Instituto de Química, Universidad Nacional Autónoma de México , Circuito Exterior s/n, Ciudad Universitaria, Coyoacán C.P. 04510, México City, México.
J Org Chem. 2017 Aug 18;82(16):8464-8475. doi: 10.1021/acs.joc.7b01211. Epub 2017 Aug 4.

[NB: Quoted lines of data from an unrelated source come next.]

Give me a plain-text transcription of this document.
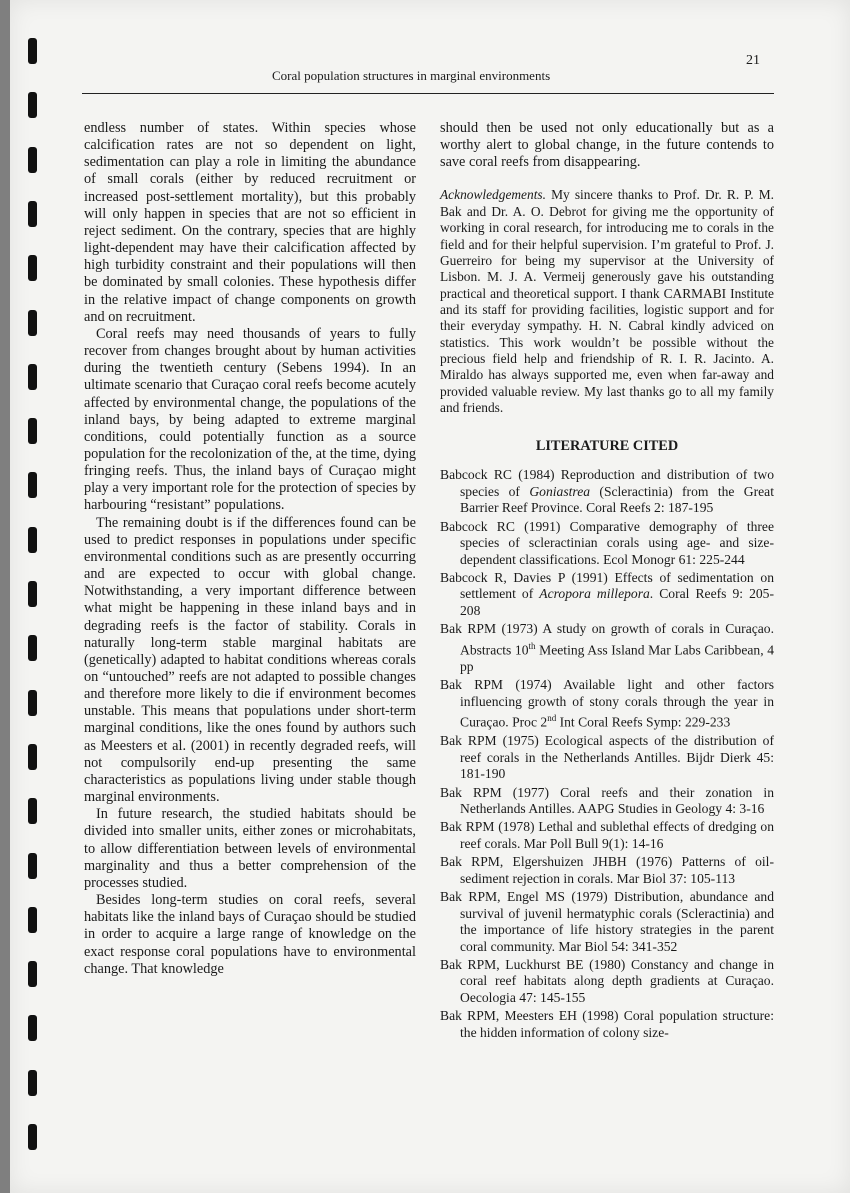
21
Coral population structures in marginal environments

endless number of states. Within species whose calcification rates are not so dependent on light, sedimentation can play a role in limiting the abundance of small corals (either by reduced recruitment or increased post-settlement mortality), but this probably will only happen in species that are not so efficient in reject sediment. On the contrary, species that are highly light-dependent may have their calcification affected by high turbidity constraint and their populations will then be dominated by small colonies. These hypothesis differ in the relative impact of change components on growth and on recruitment.

Coral reefs may need thousands of years to fully recover from changes brought about by human activities during the twentieth century (Sebens 1994). In an ultimate scenario that Curaçao coral reefs become acutely affected by environmental change, the populations of the inland bays, by being adapted to extreme marginal conditions, could potentially function as a source population for the recolonization of the, at the time, dying fringing reefs. Thus, the inland bays of Curaçao might play a very important role for the protection of species by harbouring “resistant” populations.

The remaining doubt is if the differences found can be used to predict responses in populations under specific environmental conditions such as are presently occurring and are expected to occur with global change. Notwithstanding, a very important difference between what might be happening in these inland bays and in degrading reefs is the factor of stability. Corals in naturally long-term stable marginal habitats are (genetically) adapted to habitat conditions whereas corals on “untouched” reefs are not adapted to possible changes and therefore more likely to die if environment becomes unstable. This means that populations under short-term marginal conditions, like the ones found by authors such as Meesters et al. (2001) in recently degraded reefs, will not compulsorily end-up presenting the same characteristics as populations living under stable though marginal environments.

In future research, the studied habitats should be divided into smaller units, either zones or microhabitats, to allow differentiation between levels of environmental marginality and thus a better comprehension of the processes studied.

Besides long-term studies on coral reefs, several habitats like the inland bays of Curaçao should be studied in order to acquire a large range of knowledge on the exact response coral populations have to environmental change. That knowledge

should then be used not only educationally but as a worthy alert to global change, in the future contends to save coral reefs from disappearing.

Acknowledgements. My sincere thanks to Prof. Dr. R. P. M. Bak and Dr. A. O. Debrot for giving me the opportunity of working in coral research, for introducing me to corals in the field and for their helpful supervision. I’m grateful to Prof. J. Guerreiro for being my supervisor at the University of Lisbon. M. J. A. Vermeij generously gave his outstanding practical and theoretical support. I thank CARMABI Institute and its staff for providing facilities, logistic support and for their everyday sympathy. H. N. Cabral kindly adviced on statistics. This work wouldn’t be possible without the precious field help and friendship of R. I. R. Jacinto. A. Miraldo has always supported me, even when far-away and provided valuable review. My last thanks go to all my family and friends.

LITERATURE CITED

Babcock RC (1984) Reproduction and distribution of two species of Goniastrea (Scleractinia) from the Great Barrier Reef Province. Coral Reefs 2: 187-195

Babcock RC (1991) Comparative demography of three species of scleractinian corals using age- and size-dependent classifications. Ecol Monogr 61: 225-244

Babcock R, Davies P (1991) Effects of sedimentation on settlement of Acropora millepora. Coral Reefs 9: 205-208

Bak RPM (1973) A study on growth of corals in Curaçao. Abstracts 10th Meeting Ass Island Mar Labs Caribbean, 4 pp

Bak RPM (1974) Available light and other factors influencing growth of stony corals through the year in Curaçao. Proc 2nd Int Coral Reefs Symp: 229-233

Bak RPM (1975) Ecological aspects of the distribution of reef corals in the Netherlands Antilles. Bijdr Dierk 45: 181-190

Bak RPM (1977) Coral reefs and their zonation in Netherlands Antilles. AAPG Studies in Geology 4: 3-16

Bak RPM (1978) Lethal and sublethal effects of dredging on reef corals. Mar Poll Bull 9(1): 14-16

Bak RPM, Elgershuizen JHBH (1976) Patterns of oil-sediment rejection in corals. Mar Biol 37: 105-113

Bak RPM, Engel MS (1979) Distribution, abundance and survival of juvenil hermatyphic corals (Scleractinia) and the importance of life history strategies in the parent coral community. Mar Biol 54: 341-352

Bak RPM, Luckhurst BE (1980) Constancy and change in coral reef habitats along depth gradients at Curaçao. Oecologia 47: 145-155

Bak RPM, Meesters EH (1998) Coral population structure: the hidden information of colony size-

A stereodivergent C-glycosidation of carbohydrate-derived lactones can be mediated by the protecting groups and applied to the total synthesis of (+)-varitriol and of two diastereoisomers thereof, which represent an unprecedent use of the protecting groups in the synthesis of a naturally occurring compound. In particular, the stereoselective nucleophile attack for 2,3-trans-substituted five-membered ring oxocarbenium ions is strongly influenced by the presence of aromatic rings in the protecting groups. According to quantum chemical calculations, the stereoselectvity depends on the π-π interactions between the aromatic ring of the C-2 protecting group with the exocyclic triple bond and the oxocarbenium ion. These interactions account for the stabilization of the conformer in which the C-2 and C-3 substituents adopt pseudoaxial orientations. When protecting groups do not contain an aromatic ring, the sterochemical outcome is dictated by stereoelectronic factors established by the Woerpel's model. Based on these findings, a concise total synthesis of the natural product (+)-varitriol and of two diastereoisomers was acomplished.
糖衍生内酯的立体发散 C-糖苷化可以通过保护基团介导,并应用于(+)-varitriol 及其两种非对映异构体的全合成,这代表了保护基团在天然产物合成中的一个前所未有的应用。特别是,对于 2,3-反式取代的五元环氧碳正离子的立体选择性亲核进攻强烈受到保护基团中芳环的存在的影响。根据量子化学计算,立体选择性取决于 C-2 保护基的芳环与环外三键和氧碳正离子之间的π-π 相互作用。这些相互作用解释了 C-2 和 C-3 取代基采用假轴向取向的构象的稳定性。当保护基团不包含芳环时,立体化学结果由 Woerpel 模型确定的立体电子因素决定。基于这些发现,完成了天然产物(+)-varitriol 及其两种非对映异构体的简洁全合成。